Em meados do século XX, quando as argamassas estruturais em Portugal eram já de base cimentícia, os revestimentos de paredes continuavam a ser de cal. Nesse período, surgiu e difundiu-se pela região centro e sul do País, o gosto por uma técnica particular de fingido de pedra, muito sóbria e ao gosto modernista, designada por marmorite, feita com cal e agregados, em geral de natureza carbonatada como, por exemplo, o mármore (Martinho, Veiga e Faria, 2018; Veiga e Silva, 2019). Consistia numa pasta rica de cal, que podia ter adição de pigmentos minerais, onde se incorporavam agregados naturais de calcário, mármore ou de outros tipos de rochas e também resíduos de vidro. A pasta podia ser de cor branco-cinza ou outra, pela incorporação de pigmentos. Os agregados eram deixados à vista através de lavagem criteriosa, numa fase de pré-endurecimento, da película externa do ligante (Figuras 5 e 6). Este tipo de revestimento de fachadas surgiu em Portugal numa época em que eram usadas, nos países do centro da Europa (França, Bélgica, Alemanha) (Govaerts et al., 2015; Dekeyser, Verdonck e De Clercq, 2017), fachadas de revestimentos cimentícios à vista, com diferentes aspetos. Apesar da sua grande durabilidade, atestada pelo facto de se terem mantido em boas condições de conservação, nomeadamente com boa coesão e aderência, ao longo de várias décadas, estes revestimentos têm vindo, nos últimos anos, a ser desvirtuados por ações de reabilitação desinformadas (Figura 7).
Finalmente, a cal apagada, sob a forma de leite de cal, branca ou com adição de pigmentos, em geral minerais (óxidos de ferro e de outros metais), foi também, até ao início do século XX, a pintura mais usada em edifícios, nomeadamente nas vilas e aldeias do Alentejo e Algarve (Figura 8). O elevado pH na fase inicial de cura originava o afastamento de insetos e outro pequenos animais e conferia-lhe capacidades desinfetantes muito apreciadas (Menezes, Veiga e Santos, 2012).

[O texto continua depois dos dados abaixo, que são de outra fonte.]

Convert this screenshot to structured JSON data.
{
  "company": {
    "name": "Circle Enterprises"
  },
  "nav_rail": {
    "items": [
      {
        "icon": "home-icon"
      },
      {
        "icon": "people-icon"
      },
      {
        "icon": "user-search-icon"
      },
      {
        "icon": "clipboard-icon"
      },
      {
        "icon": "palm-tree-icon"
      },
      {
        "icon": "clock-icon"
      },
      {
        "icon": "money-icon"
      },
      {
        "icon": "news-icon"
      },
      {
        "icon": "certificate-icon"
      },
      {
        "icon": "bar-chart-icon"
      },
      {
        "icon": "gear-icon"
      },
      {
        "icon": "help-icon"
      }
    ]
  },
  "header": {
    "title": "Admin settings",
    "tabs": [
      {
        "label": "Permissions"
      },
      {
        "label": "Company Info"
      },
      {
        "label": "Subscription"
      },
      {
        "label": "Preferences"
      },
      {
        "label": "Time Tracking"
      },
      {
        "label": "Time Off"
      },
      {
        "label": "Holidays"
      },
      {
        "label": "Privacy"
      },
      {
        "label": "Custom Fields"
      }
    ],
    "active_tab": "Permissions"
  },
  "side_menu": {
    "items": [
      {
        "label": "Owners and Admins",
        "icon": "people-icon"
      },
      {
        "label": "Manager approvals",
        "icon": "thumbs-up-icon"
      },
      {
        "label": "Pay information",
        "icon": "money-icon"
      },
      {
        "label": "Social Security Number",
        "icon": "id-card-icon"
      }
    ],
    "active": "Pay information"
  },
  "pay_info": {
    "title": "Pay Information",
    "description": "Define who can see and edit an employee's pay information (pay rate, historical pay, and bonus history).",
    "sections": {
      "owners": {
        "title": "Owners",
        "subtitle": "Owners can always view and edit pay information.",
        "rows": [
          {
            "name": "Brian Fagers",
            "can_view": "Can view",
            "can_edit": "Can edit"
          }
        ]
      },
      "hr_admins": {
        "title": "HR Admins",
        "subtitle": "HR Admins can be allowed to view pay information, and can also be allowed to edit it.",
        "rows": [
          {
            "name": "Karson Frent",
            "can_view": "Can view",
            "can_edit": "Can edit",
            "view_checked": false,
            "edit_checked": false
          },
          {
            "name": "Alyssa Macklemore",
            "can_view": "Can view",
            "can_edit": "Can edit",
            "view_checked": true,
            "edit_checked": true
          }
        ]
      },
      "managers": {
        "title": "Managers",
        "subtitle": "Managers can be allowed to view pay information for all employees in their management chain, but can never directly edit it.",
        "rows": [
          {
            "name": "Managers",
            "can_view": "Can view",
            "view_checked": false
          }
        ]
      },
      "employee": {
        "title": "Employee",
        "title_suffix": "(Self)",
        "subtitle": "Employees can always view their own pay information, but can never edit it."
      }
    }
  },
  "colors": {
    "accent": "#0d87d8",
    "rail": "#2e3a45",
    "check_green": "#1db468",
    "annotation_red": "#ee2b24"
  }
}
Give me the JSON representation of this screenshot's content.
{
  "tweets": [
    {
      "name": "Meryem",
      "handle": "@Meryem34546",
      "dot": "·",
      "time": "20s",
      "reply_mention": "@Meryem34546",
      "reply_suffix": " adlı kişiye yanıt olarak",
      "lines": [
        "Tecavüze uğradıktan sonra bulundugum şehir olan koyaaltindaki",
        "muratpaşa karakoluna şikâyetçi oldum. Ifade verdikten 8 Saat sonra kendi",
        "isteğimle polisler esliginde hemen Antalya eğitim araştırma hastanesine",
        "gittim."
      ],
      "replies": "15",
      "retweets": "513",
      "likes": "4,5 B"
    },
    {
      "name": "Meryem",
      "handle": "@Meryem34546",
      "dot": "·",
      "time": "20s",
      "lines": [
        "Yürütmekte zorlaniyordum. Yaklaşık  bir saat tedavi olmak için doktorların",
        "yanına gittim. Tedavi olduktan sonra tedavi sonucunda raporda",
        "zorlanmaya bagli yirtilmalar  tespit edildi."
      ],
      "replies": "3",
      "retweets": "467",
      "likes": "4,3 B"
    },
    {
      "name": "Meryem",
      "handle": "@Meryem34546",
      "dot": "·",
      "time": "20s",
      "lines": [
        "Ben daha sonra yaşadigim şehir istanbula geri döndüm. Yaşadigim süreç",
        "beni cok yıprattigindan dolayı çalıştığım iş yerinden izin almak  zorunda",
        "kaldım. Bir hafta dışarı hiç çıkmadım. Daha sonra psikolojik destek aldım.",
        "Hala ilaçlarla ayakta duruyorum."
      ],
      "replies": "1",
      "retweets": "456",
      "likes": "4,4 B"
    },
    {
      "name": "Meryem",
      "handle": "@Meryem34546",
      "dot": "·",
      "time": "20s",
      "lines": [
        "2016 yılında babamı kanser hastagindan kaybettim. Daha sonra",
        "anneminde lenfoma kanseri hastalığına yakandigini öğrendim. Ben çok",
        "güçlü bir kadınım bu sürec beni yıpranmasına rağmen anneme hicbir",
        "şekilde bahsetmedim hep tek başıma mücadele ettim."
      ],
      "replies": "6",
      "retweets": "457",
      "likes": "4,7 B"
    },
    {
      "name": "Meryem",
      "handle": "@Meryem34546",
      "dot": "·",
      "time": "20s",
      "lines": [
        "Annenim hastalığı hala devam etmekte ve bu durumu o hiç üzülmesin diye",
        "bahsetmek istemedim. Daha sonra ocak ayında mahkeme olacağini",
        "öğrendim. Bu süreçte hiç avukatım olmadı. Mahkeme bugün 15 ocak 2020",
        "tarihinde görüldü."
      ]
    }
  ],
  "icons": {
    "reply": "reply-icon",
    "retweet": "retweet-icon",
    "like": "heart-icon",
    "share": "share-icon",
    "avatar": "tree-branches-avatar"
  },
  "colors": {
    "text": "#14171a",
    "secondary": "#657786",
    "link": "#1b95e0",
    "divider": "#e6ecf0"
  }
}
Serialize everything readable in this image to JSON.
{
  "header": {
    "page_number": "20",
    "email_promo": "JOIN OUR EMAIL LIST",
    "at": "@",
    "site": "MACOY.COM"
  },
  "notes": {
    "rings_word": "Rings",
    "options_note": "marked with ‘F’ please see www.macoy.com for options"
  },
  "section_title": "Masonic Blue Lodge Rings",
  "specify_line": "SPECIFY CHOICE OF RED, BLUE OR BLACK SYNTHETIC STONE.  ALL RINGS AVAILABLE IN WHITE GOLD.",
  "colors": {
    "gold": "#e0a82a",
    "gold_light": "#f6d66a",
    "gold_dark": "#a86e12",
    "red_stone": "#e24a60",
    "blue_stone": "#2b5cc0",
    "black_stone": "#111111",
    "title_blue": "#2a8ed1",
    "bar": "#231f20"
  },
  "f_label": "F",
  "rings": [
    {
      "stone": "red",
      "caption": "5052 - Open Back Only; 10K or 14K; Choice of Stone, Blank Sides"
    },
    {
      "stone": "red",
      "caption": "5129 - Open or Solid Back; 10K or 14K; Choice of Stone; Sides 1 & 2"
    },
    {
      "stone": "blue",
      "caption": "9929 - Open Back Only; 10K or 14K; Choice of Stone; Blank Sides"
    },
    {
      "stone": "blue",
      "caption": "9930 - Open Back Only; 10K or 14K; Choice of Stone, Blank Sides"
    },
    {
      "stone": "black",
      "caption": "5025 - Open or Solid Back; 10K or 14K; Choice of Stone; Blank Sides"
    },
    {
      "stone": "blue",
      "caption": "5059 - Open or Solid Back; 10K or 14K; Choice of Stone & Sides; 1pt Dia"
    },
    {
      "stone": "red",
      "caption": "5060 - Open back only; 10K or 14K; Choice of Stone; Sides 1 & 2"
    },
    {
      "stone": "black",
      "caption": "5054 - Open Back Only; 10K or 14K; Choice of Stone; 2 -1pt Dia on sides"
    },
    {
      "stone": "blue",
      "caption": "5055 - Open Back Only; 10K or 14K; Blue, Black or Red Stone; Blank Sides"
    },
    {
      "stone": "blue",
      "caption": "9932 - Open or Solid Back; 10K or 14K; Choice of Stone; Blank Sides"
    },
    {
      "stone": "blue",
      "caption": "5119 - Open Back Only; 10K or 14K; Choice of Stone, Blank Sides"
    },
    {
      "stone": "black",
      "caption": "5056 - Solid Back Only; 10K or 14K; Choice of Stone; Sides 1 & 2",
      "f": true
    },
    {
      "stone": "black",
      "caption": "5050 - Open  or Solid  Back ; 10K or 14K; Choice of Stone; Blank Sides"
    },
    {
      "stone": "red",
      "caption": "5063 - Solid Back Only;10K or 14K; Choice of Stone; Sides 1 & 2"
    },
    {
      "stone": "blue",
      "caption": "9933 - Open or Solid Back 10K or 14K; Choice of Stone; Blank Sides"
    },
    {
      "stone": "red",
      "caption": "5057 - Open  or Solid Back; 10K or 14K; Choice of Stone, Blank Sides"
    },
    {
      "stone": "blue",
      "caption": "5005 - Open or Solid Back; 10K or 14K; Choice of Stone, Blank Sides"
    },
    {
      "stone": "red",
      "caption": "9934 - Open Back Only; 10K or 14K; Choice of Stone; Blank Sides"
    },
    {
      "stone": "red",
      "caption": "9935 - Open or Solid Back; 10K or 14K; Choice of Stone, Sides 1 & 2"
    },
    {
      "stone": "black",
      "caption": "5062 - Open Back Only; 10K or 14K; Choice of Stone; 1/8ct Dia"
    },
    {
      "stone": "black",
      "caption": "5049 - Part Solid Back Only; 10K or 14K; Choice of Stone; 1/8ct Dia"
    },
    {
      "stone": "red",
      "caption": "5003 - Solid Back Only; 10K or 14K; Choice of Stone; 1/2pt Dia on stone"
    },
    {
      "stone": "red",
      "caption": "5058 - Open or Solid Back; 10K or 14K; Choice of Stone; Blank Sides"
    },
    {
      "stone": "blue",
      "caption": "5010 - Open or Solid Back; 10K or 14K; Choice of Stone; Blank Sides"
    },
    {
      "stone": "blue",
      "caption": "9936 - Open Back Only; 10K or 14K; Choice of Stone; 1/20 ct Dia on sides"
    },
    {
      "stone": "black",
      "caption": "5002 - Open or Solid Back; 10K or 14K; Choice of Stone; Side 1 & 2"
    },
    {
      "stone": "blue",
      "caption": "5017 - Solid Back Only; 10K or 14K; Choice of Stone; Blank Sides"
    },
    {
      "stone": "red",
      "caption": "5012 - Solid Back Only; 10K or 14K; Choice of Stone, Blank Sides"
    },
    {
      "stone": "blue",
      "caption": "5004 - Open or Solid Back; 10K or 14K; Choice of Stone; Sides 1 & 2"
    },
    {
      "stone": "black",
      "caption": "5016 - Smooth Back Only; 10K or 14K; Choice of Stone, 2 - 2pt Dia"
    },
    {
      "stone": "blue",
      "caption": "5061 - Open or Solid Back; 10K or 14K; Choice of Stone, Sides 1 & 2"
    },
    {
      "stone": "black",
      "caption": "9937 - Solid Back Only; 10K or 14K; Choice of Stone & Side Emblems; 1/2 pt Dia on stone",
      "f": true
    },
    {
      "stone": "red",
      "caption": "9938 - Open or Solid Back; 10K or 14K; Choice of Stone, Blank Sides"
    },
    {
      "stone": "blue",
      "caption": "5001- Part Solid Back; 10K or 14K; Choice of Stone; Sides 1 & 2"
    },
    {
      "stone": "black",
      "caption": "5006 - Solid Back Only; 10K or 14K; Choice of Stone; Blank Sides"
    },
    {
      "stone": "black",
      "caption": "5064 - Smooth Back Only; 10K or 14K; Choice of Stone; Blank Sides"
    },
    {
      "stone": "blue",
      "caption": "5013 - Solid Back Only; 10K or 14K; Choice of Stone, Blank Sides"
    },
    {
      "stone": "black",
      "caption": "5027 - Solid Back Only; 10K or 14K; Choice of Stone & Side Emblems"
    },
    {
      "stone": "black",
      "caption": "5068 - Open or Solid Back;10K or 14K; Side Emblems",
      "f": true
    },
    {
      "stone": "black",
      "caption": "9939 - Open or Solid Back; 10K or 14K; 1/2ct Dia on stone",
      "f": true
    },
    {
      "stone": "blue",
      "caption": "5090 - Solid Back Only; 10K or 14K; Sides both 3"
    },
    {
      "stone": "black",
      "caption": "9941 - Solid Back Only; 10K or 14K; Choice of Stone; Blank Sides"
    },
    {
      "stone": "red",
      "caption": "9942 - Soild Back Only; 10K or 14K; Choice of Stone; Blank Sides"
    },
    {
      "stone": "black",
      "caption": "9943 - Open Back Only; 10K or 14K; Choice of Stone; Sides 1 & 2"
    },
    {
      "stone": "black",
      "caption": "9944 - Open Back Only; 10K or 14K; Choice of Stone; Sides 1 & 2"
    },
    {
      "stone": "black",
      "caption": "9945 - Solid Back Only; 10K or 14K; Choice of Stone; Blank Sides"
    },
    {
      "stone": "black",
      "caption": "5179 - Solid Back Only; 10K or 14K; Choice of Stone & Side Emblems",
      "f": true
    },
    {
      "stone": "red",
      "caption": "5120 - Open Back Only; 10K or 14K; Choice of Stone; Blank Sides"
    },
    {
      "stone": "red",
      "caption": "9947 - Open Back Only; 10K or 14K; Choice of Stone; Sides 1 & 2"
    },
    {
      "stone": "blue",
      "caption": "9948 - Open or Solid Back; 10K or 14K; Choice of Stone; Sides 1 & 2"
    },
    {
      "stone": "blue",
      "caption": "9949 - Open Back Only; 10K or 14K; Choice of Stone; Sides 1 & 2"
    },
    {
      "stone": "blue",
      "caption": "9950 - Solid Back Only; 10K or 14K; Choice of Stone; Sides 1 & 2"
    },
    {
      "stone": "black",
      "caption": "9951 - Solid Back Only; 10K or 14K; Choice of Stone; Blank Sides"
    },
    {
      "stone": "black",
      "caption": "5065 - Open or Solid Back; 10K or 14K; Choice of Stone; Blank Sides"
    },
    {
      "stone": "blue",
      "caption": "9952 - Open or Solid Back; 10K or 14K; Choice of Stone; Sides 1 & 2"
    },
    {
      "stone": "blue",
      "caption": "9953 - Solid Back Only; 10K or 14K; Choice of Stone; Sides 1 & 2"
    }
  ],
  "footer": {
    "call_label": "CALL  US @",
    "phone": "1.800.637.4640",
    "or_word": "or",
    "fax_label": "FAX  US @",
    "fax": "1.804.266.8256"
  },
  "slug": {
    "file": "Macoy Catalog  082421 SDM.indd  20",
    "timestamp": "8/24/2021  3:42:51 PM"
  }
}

A textura única deste tipo de pintura, a sua reflexão da luz, tão importante nos climas do Sul da Europa, e a sua diversidade plástica, muito contribuem para a identidade das cidades/espaços urbanos/espaços habitados. As cores e efeitos decorativos das pinturas de cal podiam tomar diversas formas: coloração total (por exemplo em tons ocre), ou com simples barras coloridas, ou ainda, nos casos mais elaborados, com fingidos ou pinturas murais (Figura 9).
As pinturas de cal eram, por vezes, aplicadas sobre as argamassas de revestimento em camadas sucessivas ao longo dos anos, sempre que a necessidade de manutenção, o gosto do seu proprietário ou a moda da época, o determinavam. Assim, é ainda possível, em estudos estratigráficos, identificar por vezes dezenas de camadas de pintura com diferentes pigmentos, variando com a cor pretendida e com o avanço das tecnologias. Na Figura 10 exemplifica-se com uma argamassa de cal de um edifício do Centro Histórico do Porto, em que se identificaram 15 camadas de pintura, com vários tons de castanho, amarelo, beje, branco e cinza. As camadas mais antigas têm pigmentos ocres (com base em terras contendo óxidos de ferro). As seguintes contêm zinco, bário e caulinite, enquanto as últimas camadas têm tintas mais modernas, já com óxido de titânio e pigmentos orgânicos.
Gesso
O material gesso é proveniente da calcinação, a temperaturas de cerca de 140° C, da rocha com o mesmo nome constituída por sulfato de cálcio dihidratado (Gárate-Rojas, 1999). Ao contrário do calcário, esta rocha não existe em Portugal com qualidade e em quantidades significativas. Provavelmente por essa razão, não foi usada, exceto esporadicamente e em obras de grande importância, até ao século XVIII (Freire et al., 2015).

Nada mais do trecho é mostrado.